POV-Ray : Newsgroups : povray.off-topic : new news client : Re: new news client Server Time
11 Oct 2024 05:18:38 EDT (-0400)
  Re: new news client  
From: Darren New
Date: 31 Jan 2008 00:27:05
Message: <47a15c29$1@news.povray.org>
nemesis wrote:
> Darren New wrote:
>> Fredrik Eriksson wrote:
>>> At what point was that? Even MS-DOS let you have extensionless files.
>>
>> Heck, CP/M let you have extensionless files. :-)
> 
> yes, for old systems like Unix and all, extensions are just part of the 
> name, nothing special.

That's the same on Windows, Unix, and CP/M.  The only difference is how 
the command line and/or libraries parse the names.

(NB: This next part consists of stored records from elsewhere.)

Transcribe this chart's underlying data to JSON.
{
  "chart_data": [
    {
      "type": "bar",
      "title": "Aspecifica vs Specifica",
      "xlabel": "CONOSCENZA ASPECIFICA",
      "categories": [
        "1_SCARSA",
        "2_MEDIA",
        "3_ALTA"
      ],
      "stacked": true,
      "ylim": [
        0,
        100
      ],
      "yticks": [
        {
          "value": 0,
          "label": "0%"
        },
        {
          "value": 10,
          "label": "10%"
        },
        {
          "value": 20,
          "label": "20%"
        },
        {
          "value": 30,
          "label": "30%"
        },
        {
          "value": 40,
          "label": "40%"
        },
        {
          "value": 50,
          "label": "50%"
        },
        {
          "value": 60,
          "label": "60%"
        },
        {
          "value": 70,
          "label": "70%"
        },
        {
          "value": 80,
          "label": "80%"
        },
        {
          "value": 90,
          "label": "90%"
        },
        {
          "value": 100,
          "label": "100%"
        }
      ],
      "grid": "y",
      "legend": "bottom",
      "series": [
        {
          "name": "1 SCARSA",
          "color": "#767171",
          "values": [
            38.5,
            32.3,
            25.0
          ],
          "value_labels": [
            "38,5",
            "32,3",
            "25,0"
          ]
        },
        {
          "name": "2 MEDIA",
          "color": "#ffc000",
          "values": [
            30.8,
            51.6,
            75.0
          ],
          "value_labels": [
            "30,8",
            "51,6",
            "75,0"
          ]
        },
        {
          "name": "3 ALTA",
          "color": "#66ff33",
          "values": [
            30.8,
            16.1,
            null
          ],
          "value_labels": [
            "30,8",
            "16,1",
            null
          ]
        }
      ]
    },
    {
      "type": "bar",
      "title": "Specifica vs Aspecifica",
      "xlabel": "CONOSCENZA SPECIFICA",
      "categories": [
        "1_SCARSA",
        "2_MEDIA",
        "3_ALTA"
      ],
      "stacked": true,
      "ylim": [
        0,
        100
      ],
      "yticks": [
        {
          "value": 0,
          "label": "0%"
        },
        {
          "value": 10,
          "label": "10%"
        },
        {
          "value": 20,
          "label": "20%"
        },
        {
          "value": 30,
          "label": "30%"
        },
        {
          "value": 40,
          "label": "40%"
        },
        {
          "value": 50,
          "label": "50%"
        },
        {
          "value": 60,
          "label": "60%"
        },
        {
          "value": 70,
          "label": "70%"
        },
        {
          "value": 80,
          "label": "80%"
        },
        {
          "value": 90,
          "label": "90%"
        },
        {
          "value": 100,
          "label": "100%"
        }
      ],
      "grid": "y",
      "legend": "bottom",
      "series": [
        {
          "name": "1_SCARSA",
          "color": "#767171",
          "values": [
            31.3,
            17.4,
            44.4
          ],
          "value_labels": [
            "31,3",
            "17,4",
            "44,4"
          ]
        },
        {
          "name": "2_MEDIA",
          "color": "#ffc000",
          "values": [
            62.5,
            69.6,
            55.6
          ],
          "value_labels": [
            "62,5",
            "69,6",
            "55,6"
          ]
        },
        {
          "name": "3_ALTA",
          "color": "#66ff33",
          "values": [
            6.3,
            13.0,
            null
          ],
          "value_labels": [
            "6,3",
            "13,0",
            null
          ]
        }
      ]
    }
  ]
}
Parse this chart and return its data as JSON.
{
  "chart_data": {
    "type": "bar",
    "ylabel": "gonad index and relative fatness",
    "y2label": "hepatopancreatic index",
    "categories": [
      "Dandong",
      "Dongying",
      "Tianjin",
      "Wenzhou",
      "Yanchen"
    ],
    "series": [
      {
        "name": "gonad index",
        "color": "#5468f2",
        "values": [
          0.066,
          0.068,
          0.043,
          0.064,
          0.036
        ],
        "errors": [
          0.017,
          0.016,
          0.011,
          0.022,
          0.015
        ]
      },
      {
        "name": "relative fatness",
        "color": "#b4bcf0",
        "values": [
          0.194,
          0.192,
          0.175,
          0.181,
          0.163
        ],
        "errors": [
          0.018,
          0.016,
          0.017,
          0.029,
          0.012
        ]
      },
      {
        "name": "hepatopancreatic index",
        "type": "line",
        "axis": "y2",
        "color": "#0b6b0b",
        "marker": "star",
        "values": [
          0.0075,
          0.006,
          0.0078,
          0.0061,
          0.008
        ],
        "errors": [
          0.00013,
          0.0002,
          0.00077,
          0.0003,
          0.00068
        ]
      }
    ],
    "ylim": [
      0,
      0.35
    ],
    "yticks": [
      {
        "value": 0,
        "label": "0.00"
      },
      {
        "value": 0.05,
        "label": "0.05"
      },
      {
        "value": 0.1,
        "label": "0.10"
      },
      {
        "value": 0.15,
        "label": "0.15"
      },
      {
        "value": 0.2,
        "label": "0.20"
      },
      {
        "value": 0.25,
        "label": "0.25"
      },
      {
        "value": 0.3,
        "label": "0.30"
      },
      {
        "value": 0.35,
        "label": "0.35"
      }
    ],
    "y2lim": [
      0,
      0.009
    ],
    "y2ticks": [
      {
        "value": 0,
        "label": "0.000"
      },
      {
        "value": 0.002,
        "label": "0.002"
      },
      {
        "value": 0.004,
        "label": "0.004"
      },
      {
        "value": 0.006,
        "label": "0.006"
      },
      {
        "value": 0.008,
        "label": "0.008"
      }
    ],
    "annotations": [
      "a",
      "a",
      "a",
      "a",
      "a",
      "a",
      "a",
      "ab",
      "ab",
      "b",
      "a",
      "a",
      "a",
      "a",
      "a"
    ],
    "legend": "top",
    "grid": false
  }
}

CP/M had 11-digit names. Most command-line utilities interpreted a dot 
as "fill with spaces to the 8th character", and a "*" as "fill with 
question marks to either the 8th or 11th character, whichever comes 
first."  Basically.  There certainly wasn't any "." or 8.3 on the disk.

Windows just stores the dot, at least on NTFS volumes. FAT volumes still 
have the 11-character limitation (which is where you get 11-character 
volume names) until you get the "extended names" (which are encoded 
names stored in directory entries marked as "deleted").

UNIX original (as in v7) had 14-character names, because they had 
16-character slots in directories with 2-byte inode numbers.

Nowadays, it's all pretty opened up. But there's nothing that enforces 
anything in Windows to use particular extensions for particular types of 
files, except maybe executable EXE and DLL files. (Not even sure about 
that.)

-- 
   Darren New / San Diego, CA, USA (PST)
     On what day did God create the body thetans?